To the best of our knowledge, our study is the first to identify predictive features for MaxGD using ML. The methodological novelty of our research included combining the exploratory strengths of ML with the validation strengths of conventional statistical methods, and our findings will contribute significantly to future clinical research. Furthermore, our findings on the discrimination between compensatory GH caused by nephron loss and pathological GH have significant clinical importance in nephrology.

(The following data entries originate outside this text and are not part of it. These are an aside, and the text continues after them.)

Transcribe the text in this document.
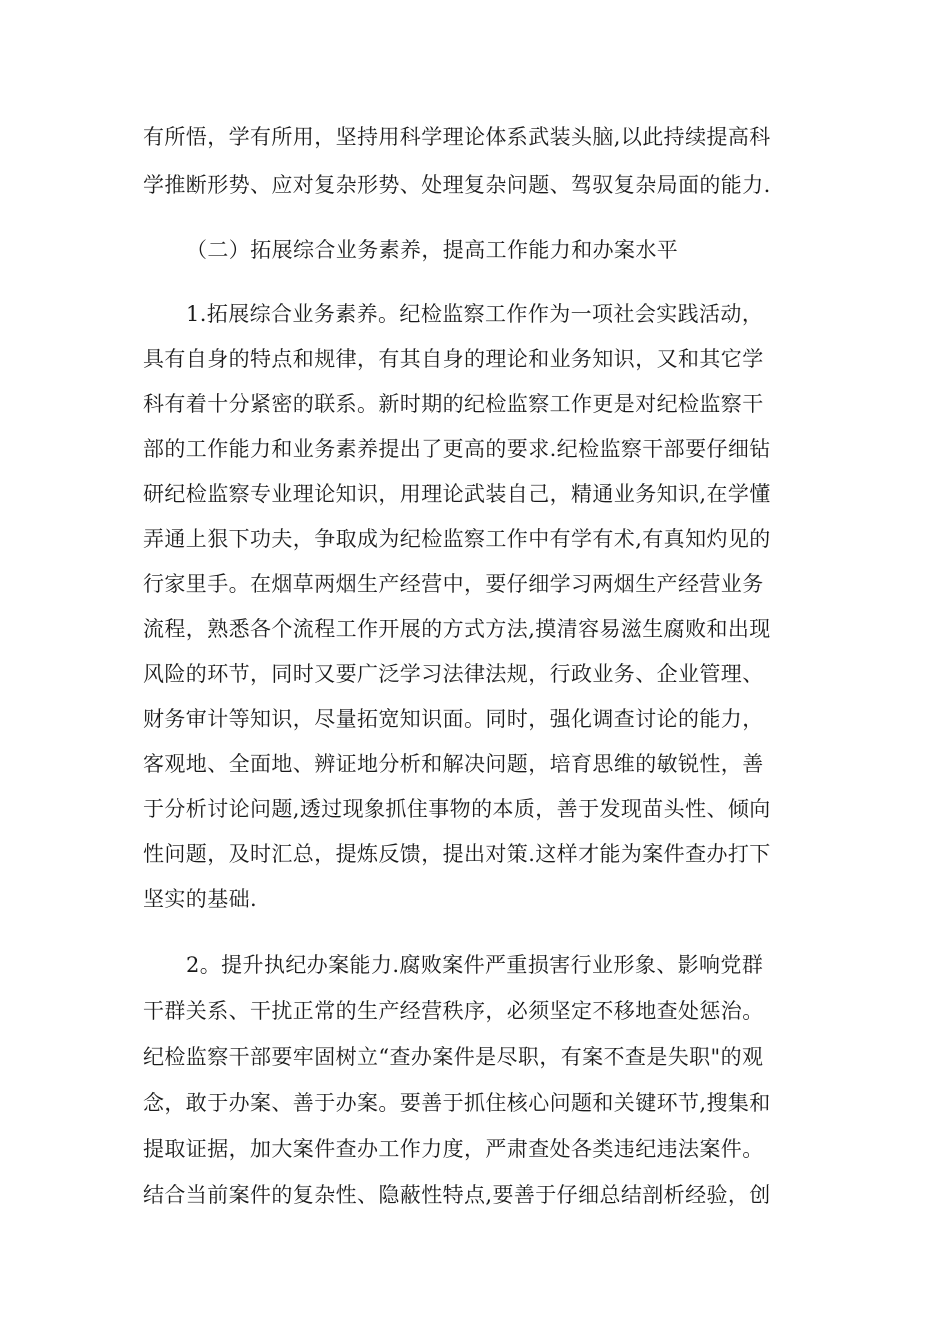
有所悟，学有所用，坚持用科学理论体系武装头脑,以此持续提高科
学推断形势、应对复杂形势、处理复杂问题、驾驭复杂局面的能力.
（二）拓展综合业务素养，提高工作能力和办案水平
1.拓展综合业务素养。纪检监察工作作为一项社会实践活动，
具有自身的特点和规律，有其自身的理论和业务知识，又和其它学
科有着十分紧密的联系。新时期的纪检监察工作更是对纪检监察干
部的工作能力和业务素养提出了更高的要求.纪检监察干部要仔细钻
研纪检监察专业理论知识，用理论武装自己，精通业务知识,在学懂
弄通上狠下功夫，争取成为纪检监察工作中有学有术,有真知灼见的
行家里手。在烟草两烟生产经营中，要仔细学习两烟生产经营业务
流程，熟悉各个流程工作开展的方式方法,摸清容易滋生腐败和出现
风险的环节，同时又要广泛学习法律法规，行政业务、企业管理、
财务审计等知识，尽量拓宽知识面。同时，强化调查讨论的能力，
客观地、全面地、辨证地分析和解决问题，培育思维的敏锐性，善
于分析讨论问题,透过现象抓住事物的本质，善于发现苗头性、倾向
性问题，及时汇总，提炼反馈，提出对策.这样才能为案件查办打下
坚实的基础.
2。提升执纪办案能力.腐败案件严重损害行业形象、影响党群
干群关系、干扰正常的生产经营秩序，必须坚定不移地查处惩治。
纪检监察干部要牢固树立“查办案件是尽职，有案不查是失职"的观
念，敢于办案、善于办案。要善于抓住核心问题和关键环节,搜集和
提取证据，加大案件查办工作力度，严肃查处各类违纪违法案件。
结合当前案件的复杂性、隐蔽性特点,要善于仔细总结剖析经验，创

One limitation of this study is that this study was observational; thus, any observed association does not prove causality. Although countermeasures for small sample sizes 13,14 were adopted, such as permutation tests and LOO-CV using SR via GP, the small sample size should be noted. Furthermore, since the comparison of superiority and inferiority between ML methods was not the main focus, we did not adopt the approach of a study on ML comparing the hit rates of predictive models created by ML. Lastly, although one of the strengths of ML is that it allows exploration of non-linear relationships, complete verification may not be possible with conventional statistical methods when non-linear factors are selected by ML. However, the study results, such as the increase of pseudo-R2 and R2 in the model based on factors selected by SR, indicate that the factor selection ability of ML is also excellent for linear factors.

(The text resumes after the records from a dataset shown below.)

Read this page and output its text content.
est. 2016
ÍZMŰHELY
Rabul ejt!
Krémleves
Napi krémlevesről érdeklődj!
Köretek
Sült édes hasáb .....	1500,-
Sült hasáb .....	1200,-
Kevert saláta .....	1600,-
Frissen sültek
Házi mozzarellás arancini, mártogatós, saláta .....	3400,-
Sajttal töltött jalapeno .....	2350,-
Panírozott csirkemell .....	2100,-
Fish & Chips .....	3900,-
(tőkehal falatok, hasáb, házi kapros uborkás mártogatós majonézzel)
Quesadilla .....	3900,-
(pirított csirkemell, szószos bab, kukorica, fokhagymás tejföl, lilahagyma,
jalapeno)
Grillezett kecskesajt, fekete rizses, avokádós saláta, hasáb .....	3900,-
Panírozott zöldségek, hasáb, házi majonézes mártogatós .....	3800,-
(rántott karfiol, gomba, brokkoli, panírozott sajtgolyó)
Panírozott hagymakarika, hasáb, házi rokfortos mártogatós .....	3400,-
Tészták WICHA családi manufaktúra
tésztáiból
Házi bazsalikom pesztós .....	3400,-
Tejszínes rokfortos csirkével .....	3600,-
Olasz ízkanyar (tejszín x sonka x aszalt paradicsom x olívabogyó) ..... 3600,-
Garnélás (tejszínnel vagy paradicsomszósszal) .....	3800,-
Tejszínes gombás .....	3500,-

In conclusion, ML demonstrated a weak association between MaxGD and eGFR, indicating that MaxGD represents morbid GH rather than compensatory GH. Furthermore, in a comparative validation using a conventional statistical technique, feature selection by ML avoided collinearity and increased pseudo-R2 and R2 values to a greater degree than feature selection using point-biserial r. Moreover, ML may be useful for identifying unknown risk factors and unrelated factors. Our method may be generalized to other types of medical research because of the procedural simplicity of using top-ranked features selected by ML.